Choosing a color to wear is often said to be emotional. It can also be contagious.
On Thursday, day four of Paris Fashion Week, one color was seemingly everywhere — not just on the runways, but out on the streets. Curiously, it was the same story in Milan last week, and back in New York there were hints of it. Fashion month isn’t over yet, but hot pink is already shaping up to be the color of the spring ’20 season.
Perhaps it was the recent collaboration between Dries Van Noten and legendary couturier Christian Lacroix. It was one of Lacroix’s signature colors, back when he still owned his namesake house and held his couture shows.
Or maybe it was Rihanna in a look from her Fenty line this summer, a ruched silk minidress with matching hot pink metallic sandals (you know, the ones with those pointy toes). The fashion entrepreneur wore it to her pop-up event at The Webster in New York City in June.
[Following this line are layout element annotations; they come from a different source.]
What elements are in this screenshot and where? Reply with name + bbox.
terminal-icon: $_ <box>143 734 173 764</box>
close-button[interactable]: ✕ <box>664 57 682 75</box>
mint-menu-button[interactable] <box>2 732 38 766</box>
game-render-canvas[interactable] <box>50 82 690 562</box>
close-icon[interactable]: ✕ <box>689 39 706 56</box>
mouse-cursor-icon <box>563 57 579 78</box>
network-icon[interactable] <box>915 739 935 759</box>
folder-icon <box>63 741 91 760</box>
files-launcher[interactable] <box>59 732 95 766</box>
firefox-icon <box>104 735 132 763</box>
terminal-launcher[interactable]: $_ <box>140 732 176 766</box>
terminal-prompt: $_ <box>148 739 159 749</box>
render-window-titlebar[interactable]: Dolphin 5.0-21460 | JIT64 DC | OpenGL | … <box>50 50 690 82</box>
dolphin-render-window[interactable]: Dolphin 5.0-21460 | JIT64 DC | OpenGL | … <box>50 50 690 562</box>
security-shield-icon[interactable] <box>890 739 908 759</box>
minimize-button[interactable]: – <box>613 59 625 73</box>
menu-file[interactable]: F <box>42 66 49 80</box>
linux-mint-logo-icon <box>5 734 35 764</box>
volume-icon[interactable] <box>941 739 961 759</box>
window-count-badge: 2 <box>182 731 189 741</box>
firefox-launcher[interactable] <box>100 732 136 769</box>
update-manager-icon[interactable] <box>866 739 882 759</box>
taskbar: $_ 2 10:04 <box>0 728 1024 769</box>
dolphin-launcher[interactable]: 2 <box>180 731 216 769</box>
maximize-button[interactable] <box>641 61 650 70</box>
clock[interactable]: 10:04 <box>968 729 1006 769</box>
Hollywood has also been obsessed with the hue in 2019, first at the Oscars in February, where Angela Bassett, Helen Mirren, Sarah Paulson, Gemma Chan, Maya Rudolph and Linda Cardellini all wore gowns in hot pink. Then on Sunday at the Emmy Awards, there was a run of pink and red gowns on Mandy Moore, Taraji P. Henson and Marisa Tomei revisiting the trend; not exactly hot pink but these are the hues that make it.
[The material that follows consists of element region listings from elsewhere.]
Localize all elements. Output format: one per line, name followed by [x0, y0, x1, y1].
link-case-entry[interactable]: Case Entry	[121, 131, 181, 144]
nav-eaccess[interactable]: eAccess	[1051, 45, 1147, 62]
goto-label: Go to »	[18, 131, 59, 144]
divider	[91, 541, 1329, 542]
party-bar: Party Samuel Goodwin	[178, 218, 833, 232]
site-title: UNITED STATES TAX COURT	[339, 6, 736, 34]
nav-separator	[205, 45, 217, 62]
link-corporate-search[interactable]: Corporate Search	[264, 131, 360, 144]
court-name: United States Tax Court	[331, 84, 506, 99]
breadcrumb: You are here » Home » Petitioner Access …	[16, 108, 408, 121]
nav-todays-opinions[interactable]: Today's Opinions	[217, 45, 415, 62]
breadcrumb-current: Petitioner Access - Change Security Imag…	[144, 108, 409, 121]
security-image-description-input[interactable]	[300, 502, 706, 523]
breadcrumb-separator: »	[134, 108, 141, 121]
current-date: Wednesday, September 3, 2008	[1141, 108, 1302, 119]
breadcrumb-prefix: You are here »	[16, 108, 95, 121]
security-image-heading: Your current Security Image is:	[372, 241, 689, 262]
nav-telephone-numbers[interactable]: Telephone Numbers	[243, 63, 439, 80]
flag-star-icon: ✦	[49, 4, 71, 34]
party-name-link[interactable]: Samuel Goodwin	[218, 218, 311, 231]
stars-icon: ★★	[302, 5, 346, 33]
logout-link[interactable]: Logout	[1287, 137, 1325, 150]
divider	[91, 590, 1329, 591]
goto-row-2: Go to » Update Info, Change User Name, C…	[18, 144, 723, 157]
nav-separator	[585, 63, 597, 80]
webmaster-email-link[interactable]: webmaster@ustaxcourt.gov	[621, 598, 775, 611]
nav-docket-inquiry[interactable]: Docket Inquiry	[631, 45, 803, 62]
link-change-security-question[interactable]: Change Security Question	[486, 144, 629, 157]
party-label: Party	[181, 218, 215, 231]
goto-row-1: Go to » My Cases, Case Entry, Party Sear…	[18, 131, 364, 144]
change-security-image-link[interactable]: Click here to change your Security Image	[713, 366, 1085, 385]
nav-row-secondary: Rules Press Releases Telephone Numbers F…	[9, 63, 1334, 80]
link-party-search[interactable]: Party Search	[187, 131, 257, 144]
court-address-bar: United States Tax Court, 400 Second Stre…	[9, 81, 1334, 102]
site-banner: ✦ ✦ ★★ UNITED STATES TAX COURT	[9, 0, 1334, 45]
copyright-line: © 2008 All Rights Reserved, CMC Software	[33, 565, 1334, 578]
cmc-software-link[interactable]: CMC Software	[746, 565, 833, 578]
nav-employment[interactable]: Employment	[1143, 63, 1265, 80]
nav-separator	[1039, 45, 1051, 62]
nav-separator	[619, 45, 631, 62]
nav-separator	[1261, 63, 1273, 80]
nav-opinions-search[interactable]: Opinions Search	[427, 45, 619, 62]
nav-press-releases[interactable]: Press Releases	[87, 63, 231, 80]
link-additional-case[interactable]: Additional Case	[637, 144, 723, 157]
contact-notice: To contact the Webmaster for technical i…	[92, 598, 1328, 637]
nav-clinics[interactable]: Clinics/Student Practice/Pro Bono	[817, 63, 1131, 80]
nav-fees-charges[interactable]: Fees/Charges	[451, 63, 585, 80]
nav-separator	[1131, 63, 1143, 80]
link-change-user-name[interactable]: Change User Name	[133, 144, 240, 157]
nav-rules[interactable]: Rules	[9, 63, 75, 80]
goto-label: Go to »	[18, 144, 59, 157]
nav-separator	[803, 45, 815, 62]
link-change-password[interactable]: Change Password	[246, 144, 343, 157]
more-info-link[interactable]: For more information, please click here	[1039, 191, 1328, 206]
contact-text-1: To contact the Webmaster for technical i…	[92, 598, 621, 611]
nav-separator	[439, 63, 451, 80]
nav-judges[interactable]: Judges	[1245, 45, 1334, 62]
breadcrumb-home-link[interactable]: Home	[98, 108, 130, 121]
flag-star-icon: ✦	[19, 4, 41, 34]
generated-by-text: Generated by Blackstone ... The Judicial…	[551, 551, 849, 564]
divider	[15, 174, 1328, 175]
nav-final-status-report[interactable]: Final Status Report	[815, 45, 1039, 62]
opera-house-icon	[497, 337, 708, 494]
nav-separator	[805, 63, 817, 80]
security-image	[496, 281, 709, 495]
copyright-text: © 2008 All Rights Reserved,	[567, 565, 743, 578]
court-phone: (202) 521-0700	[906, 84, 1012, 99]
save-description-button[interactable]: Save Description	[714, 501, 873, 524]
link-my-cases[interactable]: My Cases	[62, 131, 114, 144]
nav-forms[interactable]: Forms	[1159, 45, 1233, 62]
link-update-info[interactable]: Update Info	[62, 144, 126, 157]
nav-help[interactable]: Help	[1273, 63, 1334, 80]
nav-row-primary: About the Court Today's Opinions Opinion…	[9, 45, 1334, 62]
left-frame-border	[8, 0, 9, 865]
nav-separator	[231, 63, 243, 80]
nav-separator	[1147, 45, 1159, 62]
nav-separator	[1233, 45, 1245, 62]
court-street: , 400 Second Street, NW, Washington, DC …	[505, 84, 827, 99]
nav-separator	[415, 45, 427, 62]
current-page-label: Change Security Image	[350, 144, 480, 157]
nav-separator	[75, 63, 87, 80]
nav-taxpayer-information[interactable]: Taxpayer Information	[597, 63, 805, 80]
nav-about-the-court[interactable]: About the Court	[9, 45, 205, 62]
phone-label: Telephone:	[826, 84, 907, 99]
It wasn’t so long ago that the color was associated with Barbie or “Legally Blonde” character Elle Woods, conveying a bubblegum mood not to be taken too seriously. Before that, Marilyn Monroe made it glamorous in 1953’s “Gentleman Prefer Blondes,” but the color then still connoted a superficial quality (the song was “Diamonds Are a Girl’s Best Friend,” after all).
Today’s hot pink is edgier. It’s also decidedly feminist: It’s the color of Planned Parenthood and the pussyhats worn at the 2017 Women’s March. To many, its continued presence on the red carpet indicates a commitment to the “Me Too” movement. At the least, it’s a movement toward reclaiming a color that once symbolized the distinction of women as a lesser sex and a cheap marketing technique to sell female-driven products (think the “pink tax” on those products).
However it’s interpreted come next spring, it’s sure to make a statement.